Наконец в 1904 году на дереве оказалось 16 вишен! Как берег их Фроленко! Хотел сшить мешочки из марли, чтобы укрыть от воробьев»…
Все 16 вишен дозрели; тринадцать из них Михаил Федорович роздал каждому из узников Шлиссельбурга, а три оставшихся передал Вере Николаевне Фигнер, чтобы она преподнесла их Марии Михайловне Дондуковой-Корсаковой, которая начала тогда приезжать в тюрьму с христианской проповедью.
Михаил Федорович Фроленко просидел в Шлиссельбурге
21 год, но вышел из тюрьмы здоровым и полным сил.
Он пережил войну и оккупацию и умер в Геленджике в 1947 году, достигнув 90-летнего возраста.
И тем не менее такие люди, как Ювачев и Фроленко, были исключениями среди народовольцев… Воинствующее богоборчество в народовольческой среде было не просто хорошим тоном, а существом всей их деятельности.
Федор Михайлович Достоевский нашел точное определение русским революционерам. Беснование уживалось в них рядом с самоотверженностью и жертвенностью. Не оставляли бесы свои жертвы и в заточении.
Примеров, подобных В.П. Конашевичу и Н.Д. Похитонову, можно приводить достаточно много.
И чего не прощал Шлиссельбург, так это духовной слабости.
Жестко и беспощадно разделял он своих насельников. Одних убивал сразу, других сводил с ума, а третьим даровал завидное здоровье и многолетие.
Как происходило это, можно понять, читая шлиссельбургскую долгожительницу Веру Николаевну Фигнер. Про эту «девушку строгого, почти монашеского типа», как определил ее Глеб Успенский, писали и будут писать романы, но несомненно самым интересным произведением останутся ее собственные воспоминания «Когда часы жизни остановились»…

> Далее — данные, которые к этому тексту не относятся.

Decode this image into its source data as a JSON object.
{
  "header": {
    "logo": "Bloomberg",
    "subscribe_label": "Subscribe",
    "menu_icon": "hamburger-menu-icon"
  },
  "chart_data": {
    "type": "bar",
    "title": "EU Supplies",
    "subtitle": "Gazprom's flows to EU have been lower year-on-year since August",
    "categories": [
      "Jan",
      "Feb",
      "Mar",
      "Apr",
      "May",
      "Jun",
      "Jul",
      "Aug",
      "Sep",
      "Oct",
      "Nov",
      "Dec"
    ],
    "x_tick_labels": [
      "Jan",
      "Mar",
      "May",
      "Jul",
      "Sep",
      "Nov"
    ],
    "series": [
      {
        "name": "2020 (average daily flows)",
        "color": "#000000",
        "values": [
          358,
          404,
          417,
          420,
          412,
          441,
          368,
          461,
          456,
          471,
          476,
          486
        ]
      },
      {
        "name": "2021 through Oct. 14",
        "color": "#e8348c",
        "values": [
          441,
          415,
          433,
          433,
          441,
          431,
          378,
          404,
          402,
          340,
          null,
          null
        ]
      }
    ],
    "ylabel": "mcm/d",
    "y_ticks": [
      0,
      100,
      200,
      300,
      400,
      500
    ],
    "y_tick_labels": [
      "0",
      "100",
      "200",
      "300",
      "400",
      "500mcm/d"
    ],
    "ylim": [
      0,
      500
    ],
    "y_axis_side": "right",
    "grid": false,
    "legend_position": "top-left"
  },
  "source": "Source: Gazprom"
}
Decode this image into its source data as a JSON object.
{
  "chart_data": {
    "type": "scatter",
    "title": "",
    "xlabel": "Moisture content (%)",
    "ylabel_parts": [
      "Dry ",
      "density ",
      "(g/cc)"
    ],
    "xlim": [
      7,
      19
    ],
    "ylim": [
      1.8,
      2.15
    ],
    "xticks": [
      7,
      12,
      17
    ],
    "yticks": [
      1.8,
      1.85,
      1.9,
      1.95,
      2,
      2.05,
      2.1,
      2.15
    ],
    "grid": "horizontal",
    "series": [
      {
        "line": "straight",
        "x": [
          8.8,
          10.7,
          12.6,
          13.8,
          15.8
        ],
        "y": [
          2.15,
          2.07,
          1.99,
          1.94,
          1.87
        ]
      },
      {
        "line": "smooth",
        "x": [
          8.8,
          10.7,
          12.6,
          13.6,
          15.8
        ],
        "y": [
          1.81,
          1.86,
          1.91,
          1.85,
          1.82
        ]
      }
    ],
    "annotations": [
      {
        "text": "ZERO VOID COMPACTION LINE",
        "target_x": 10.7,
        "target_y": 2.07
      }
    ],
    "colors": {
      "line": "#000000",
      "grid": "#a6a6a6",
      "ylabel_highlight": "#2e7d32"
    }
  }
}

«Мы прошли в ворота. И тут я увидела нечто совсем неожиданное. То была какая-то идиллия. Дачное место? Земледельческая колония? Что-то в этом роде — тихое, простое… Налево — длинное белое двухэтажное здание, которое могло быть институтом, но было казармой… Направо — несколько отдельных домов, таких белых, славных, с садиками около каждого, а в промежутке — обширный луг с кустами и купами деревьев. Листва теперь уже опала, но как, должно быть, хорошо тут летом, когда кругом все зеленеет! А в конце — белая церковь с золотым крестом. И говорит она о чем-то мирном, тихом и напоминает родную деревню. Все дальше двигается толпа, и вот открылось здание из красного кирпича: два этажа, подслеповатые окна и две высокие трубы на крыше — ни дать ни взять какая-нибудь фабрика. Перед зданием красная кирпичная стена и железные ворота, окрашенные в красное и теперь раскрытые настежь»…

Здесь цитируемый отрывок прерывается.